Mossel heeft hechtingsvoorkeur

Door Tim van Oijen

Mosselen vormen banken dankzij een bijzondere eigenschap. Ze maken flinterdunne maar zeer sterke draden waarmee ze zich aan elkaar of aan stenen vasthechten. Biologen vroegen zich af of er een verschil in hechtingssterkte is tussen mosselen van zachte bodems en van rotskusten. Ook wilden ze weten of de dieren zich bij voorkeur aan een bepaalde ondergrond hechten. Daarom onderwierpen ze mosselen aan een kracht- en een keuzetest.

Mosselen kunnen het aantal en de hechtingssterkte van de zogeheten byssusdraden aanpassen aan de milieuomstandigheden. Er zijn bijvoorbeeld veel en sterke draden nodig als er veel golfslag en/of stroming is. Het was tot nog toe onbekend of mosselen van zachte bodems en van rotskusten verschillen in het aantal, en de hechtingssterkte van de draden. Verder was onduidelijk of mosselen de geschiktheid van ondergronden voor hechting kunnen inschatten. Levende soortgenoten zijn bijvoorbeeld geschikter om aan te hechten dan dode, aangezien lege schelpen gemakkelijk wegspoelen. Maar zien mosselen dat ook? Biologen hebben dit met veldstudies en laboratoriumonderzoek nader bestudeerd. Ze bekeken niet alleen de ons welbekende gewone mossel Mytilus edulis maar ook de in Chili voorkomende Perumytilus purpuratus.

Krachtmeting

De onderzoekers verzamelden gewone mossels op een Bretonse rotskust en op wadplaten in de Duitse Waddenzee. Perumytilus purpuratus werd bemonsterd op een rotskust en een zachte bodem in Chili. De hechtingssterkte werd gemeten door dieren aan een veerbalans te hangen en te trekken tot de byssusdraden het begaven. De hechtingssterkte van exemplaren van Perumytilus purpuratus van de rotskust was gemiddeld hoger dan die van de zachte bodem. Op de zachte bodem maakten de dieren wel meer draden. De gewone mossels van rotskust en zachte bodem verschilden weinig in hechtingssterkte. Bij de exemplaren van zachte bodems bleek wel dat de met pokken begroeide dieren van de randen van een bank een grote hechtingssterkte hadden.

Keuzetest

De onderzoekers onderwierpen beide soorten ook aan een keuzetest in het laboratorium. De mosselen kregen verschillende soorten ondergrond aangeboden: levende of dode soortgenoten; schone of met pokken begroeide soortgenoten; en losjes of sterk vastgehechte soortgenoten. Exemplaren van Perumytilus purpuratus van zowel rotskust als zacht bodem bleken zich bij voorkeur te hechten aan levende soortgenoten. Die van de zachte bodem bleken ook een duidelijke voorkeur voor sterk vastgehechte soortgenoten te hebben. De gewone mossel had minder duidelijke voorkeuren; alleen die van het wad prefereerden begroeide boven schone mossels.
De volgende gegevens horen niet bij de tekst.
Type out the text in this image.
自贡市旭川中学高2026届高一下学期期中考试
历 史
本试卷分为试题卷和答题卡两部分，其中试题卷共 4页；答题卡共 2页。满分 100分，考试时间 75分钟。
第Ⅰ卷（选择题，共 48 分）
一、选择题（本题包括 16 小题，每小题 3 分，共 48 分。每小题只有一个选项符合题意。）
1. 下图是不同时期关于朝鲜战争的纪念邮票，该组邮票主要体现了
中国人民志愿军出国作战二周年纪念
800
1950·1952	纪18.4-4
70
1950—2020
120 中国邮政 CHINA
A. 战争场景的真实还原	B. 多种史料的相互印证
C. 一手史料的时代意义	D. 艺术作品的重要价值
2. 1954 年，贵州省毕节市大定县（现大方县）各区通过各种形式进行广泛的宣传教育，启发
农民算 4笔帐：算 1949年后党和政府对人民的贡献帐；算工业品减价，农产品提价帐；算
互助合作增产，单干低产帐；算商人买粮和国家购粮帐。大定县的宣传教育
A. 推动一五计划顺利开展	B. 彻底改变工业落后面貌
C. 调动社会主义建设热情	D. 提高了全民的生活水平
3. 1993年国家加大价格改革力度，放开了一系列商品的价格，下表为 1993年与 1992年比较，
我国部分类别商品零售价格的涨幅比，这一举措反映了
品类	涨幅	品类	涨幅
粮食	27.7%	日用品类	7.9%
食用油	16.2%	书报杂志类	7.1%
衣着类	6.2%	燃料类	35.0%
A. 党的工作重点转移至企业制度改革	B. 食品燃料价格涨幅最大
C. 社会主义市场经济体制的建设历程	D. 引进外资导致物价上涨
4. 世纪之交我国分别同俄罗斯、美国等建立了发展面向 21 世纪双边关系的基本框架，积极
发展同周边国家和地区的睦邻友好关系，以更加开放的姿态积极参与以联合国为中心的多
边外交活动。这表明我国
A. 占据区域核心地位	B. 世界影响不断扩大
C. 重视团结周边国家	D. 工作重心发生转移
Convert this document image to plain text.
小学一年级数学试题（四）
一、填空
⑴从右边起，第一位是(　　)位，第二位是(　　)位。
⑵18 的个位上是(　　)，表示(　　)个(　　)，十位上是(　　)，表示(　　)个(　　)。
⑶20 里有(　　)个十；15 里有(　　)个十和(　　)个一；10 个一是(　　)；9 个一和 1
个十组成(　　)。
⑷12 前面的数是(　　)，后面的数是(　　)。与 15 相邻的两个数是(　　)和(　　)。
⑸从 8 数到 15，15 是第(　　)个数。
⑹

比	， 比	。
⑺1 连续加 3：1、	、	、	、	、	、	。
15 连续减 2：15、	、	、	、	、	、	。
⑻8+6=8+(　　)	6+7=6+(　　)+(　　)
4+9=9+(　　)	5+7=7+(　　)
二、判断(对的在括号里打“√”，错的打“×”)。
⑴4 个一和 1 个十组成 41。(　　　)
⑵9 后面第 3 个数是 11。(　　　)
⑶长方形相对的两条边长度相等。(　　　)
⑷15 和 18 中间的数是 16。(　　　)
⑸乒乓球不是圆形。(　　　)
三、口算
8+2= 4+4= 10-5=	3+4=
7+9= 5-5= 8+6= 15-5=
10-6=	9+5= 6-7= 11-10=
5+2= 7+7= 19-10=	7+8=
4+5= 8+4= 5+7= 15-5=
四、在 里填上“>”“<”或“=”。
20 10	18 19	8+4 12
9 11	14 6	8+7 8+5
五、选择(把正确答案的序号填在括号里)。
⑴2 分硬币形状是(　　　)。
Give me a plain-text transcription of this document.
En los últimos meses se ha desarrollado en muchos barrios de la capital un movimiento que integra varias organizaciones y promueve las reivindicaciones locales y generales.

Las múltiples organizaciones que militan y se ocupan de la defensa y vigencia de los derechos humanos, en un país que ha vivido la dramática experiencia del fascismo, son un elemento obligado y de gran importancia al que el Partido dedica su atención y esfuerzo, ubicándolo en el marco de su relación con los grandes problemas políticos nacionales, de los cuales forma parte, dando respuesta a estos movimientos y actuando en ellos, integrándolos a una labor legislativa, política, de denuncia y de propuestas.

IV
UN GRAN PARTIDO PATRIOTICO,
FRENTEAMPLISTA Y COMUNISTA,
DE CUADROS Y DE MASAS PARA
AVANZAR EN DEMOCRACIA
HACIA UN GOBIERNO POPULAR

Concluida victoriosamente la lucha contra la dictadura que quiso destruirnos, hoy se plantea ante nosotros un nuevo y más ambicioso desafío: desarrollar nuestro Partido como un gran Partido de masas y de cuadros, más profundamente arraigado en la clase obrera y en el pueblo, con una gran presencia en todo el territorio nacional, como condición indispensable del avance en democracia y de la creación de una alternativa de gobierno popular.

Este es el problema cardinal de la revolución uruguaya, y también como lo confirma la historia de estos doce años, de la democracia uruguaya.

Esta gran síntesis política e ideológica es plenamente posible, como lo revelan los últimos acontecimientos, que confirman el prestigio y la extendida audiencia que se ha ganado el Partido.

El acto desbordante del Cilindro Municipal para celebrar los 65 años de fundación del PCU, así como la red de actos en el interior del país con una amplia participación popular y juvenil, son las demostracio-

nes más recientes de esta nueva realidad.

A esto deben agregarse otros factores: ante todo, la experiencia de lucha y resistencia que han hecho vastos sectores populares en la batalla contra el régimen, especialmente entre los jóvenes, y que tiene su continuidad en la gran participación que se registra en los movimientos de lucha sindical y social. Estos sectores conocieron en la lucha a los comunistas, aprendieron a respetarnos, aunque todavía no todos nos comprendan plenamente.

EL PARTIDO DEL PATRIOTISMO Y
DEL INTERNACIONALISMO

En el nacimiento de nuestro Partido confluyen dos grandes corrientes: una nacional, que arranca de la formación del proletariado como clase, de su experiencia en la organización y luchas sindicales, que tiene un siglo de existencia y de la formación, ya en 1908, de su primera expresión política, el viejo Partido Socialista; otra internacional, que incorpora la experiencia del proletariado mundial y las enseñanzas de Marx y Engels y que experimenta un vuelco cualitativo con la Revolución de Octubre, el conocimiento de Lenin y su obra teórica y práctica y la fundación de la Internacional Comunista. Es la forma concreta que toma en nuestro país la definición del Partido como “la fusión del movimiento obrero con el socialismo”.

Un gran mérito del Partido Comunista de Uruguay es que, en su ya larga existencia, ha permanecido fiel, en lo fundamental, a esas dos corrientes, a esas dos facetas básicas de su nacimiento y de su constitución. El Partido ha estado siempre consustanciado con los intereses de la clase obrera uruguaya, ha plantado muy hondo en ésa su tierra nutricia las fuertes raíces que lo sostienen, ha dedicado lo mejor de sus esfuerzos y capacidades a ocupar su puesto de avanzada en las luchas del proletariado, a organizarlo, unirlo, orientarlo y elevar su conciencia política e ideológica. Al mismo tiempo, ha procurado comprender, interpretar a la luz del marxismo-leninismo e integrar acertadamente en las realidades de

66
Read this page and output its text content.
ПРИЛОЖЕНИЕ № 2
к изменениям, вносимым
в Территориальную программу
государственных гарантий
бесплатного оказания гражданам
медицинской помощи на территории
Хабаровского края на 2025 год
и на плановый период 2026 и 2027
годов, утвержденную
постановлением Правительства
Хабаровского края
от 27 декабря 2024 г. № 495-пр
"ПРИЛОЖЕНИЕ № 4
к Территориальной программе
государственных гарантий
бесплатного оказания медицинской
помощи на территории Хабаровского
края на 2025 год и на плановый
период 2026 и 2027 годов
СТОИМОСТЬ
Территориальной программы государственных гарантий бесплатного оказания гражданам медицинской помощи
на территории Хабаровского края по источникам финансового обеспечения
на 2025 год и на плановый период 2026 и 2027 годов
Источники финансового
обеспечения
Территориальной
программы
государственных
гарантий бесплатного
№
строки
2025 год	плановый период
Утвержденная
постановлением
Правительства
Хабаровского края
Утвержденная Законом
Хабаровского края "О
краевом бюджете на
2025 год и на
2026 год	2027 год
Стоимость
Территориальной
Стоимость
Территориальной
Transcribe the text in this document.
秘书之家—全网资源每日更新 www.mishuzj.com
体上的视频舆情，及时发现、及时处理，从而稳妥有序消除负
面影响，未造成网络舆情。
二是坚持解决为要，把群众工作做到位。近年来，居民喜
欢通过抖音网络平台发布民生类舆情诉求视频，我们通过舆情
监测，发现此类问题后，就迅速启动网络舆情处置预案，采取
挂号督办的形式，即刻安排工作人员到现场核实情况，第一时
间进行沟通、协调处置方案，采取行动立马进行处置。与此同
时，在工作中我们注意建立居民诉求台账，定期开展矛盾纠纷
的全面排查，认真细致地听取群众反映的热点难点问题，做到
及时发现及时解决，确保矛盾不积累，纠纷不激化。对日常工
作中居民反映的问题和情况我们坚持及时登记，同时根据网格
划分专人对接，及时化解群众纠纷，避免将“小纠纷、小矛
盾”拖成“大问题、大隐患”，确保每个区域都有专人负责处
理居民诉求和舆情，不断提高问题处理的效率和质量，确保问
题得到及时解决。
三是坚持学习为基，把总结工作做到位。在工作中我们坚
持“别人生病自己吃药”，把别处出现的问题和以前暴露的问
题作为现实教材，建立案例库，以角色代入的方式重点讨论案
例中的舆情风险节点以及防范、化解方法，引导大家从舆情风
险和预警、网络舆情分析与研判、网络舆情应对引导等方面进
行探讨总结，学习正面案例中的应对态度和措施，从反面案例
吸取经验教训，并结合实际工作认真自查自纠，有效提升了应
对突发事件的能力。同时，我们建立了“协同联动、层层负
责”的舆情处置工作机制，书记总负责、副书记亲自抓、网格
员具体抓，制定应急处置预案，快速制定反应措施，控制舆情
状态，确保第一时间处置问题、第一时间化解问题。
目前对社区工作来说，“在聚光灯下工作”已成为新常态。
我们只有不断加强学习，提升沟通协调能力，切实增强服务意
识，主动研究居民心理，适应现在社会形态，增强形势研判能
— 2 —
Tenslotte bleek dat over het geheel genomen tijdens de keuzetests de mosselen van de rotskusten meer byssusdraden produceerden.

Voorkeur

Het onderzoek laat zien dat mosselen actief kiezen aan welke ondergrond ze zich vasthechten maar dat de keuze afhangt van de mosselsoort en het type habitat waar ze uit komen. De soorten verschillen in de mate waarin zij aangepast zij aan een bepaalde omgeving: Perumytilus purpuratus lijkt zich minder thuis te voelen op zachte bodems terwijl de gewone mossel geschikte hechtingsstrategieën heeft voor beide habitats.

Bron

Aguilera, M.A., M. Thiel, N. Ullrich, G. Luna-Jorquera en C. Buschbaum (2017). Selective byssus attachment behavior of mytilid mussels from hard- and soft bottom coastal systems. Journal of Experimental Marine Biology and Ecology 497, p.61-70.